The equation `x^(3) - 3x + 1 = 0` has

To determine the roots of the equation \( x^3 - 3x + 1 = 0 \) and to find out if it has roots in the specified intervals, we can use the Intermediate Value Theorem. This theorem states that if a continuous function changes signs over an interval, then there is at least one root in that interval. ### Step-by-Step Solution: 1. **Define the function**: Let \( f(x) = x^3 - 3x + 1 \). 2. **Evaluate the function at the endpoints of the intervals**: - For the interval \([-1, 0]\): - Calculate \( f(-1) \): \[ f(-1) = (-1)^3 - 3(-1) + 1 = -1 + 3 + 1 = 3 \] - Calculate \( f(0) \): \[ f(0) = (0)^3 - 3(0) + 1 = 1 \] - Since \( f(-1) = 3 \) and \( f(0) = 1 \), both values are positive.
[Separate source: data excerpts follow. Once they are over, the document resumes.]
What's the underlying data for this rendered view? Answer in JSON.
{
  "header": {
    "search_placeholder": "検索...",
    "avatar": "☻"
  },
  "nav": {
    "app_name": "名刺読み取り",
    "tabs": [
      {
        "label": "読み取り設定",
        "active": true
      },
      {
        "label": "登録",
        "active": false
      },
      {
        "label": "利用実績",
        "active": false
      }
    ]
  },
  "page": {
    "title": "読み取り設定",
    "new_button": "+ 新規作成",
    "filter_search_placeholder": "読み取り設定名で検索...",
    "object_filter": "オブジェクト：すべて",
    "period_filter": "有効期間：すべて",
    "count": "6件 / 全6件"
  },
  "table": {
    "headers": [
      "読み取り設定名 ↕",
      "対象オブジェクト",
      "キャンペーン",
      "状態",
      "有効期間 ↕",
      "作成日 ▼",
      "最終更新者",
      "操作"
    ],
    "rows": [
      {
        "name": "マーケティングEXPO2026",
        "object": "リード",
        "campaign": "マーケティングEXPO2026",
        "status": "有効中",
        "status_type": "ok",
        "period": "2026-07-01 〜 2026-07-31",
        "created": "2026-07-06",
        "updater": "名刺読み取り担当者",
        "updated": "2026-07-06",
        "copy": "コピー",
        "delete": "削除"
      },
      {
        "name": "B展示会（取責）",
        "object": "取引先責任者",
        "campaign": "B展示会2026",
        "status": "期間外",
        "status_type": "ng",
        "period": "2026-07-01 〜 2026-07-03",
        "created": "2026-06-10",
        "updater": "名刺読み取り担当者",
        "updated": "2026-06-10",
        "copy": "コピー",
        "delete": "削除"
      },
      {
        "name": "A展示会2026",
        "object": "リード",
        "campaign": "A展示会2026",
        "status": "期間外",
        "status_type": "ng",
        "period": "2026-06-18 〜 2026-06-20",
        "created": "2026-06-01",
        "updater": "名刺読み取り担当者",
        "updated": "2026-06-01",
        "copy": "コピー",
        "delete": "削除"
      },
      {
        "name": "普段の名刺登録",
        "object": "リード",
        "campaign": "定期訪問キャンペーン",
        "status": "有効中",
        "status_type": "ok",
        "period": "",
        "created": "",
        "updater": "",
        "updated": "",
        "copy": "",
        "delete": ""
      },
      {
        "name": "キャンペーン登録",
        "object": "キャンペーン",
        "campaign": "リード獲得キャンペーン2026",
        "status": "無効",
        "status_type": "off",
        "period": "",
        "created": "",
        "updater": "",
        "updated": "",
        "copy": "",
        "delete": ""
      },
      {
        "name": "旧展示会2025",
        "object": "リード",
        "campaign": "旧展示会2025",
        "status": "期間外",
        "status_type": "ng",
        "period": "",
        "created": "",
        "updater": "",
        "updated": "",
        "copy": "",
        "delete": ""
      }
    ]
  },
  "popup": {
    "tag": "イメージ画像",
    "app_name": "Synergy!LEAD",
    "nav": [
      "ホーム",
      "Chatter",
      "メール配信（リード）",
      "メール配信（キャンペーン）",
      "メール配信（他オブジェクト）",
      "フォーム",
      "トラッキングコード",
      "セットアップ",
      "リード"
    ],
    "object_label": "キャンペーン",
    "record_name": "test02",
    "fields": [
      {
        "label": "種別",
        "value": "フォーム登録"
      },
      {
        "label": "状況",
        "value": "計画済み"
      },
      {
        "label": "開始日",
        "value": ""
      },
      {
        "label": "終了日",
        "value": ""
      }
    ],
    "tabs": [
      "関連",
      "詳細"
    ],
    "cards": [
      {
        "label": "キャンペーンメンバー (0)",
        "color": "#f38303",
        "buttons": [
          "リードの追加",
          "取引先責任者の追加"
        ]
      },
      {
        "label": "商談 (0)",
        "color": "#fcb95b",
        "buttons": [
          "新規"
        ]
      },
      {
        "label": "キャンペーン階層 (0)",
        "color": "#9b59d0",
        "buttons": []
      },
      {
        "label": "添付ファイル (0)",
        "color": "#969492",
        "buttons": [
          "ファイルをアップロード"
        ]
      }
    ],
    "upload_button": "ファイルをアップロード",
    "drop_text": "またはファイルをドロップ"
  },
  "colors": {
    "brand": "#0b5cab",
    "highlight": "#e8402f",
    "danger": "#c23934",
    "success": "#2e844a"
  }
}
Thus, there is no root in the interval \([-1, 0]\). 3. **Check the interval \([0, 1]\)**: - Calculate \( f(1) \): \[ f(1) = (1)^3 - 3(1) + 1 = 1 - 3 + 1 = -1 \] - We have \( f(0) = 1 \) (positive) and \( f(1) = -1 \) (negative). Since the function changes sign, there is at least one root in the interval \([0, 1]\). 4. **Check the interval \([-1, 1]\)**: - We already know \( f(-1) = 3 \) (positive) and \( f(1) = -1 \) (negative). Since the function changes sign, there is at least one root in the interval \([-1, 1]\). 5. **Determine the number of roots**: - To find the total number of roots, we can check the derivative \( f'(x) \): \[ f'(x) = 3x^2 - 3 = 3(x^2 - 1) = 3(x - 1)(x + 1) \] - The critical points are \( x = -1 \) and \( x = 1 \). - Evaluating \( f(x) \) at these points, we find: - \( f(-1) = 3 \) (local maximum) - \( f(1) = -1 \) (local minimum) - Since \( f(x) \) goes from positive to negative, and the behavior of the cubic function indicates that there are three roots in total, we conclude that there are at least two roots in the interval \([-1, 1]\). ### Conclusion: The equation \( x^3 - 3x + 1 = 0 \) has at least one root in the interval \([0, 1]\) and at least two roots in the interval \([-1, 1]\).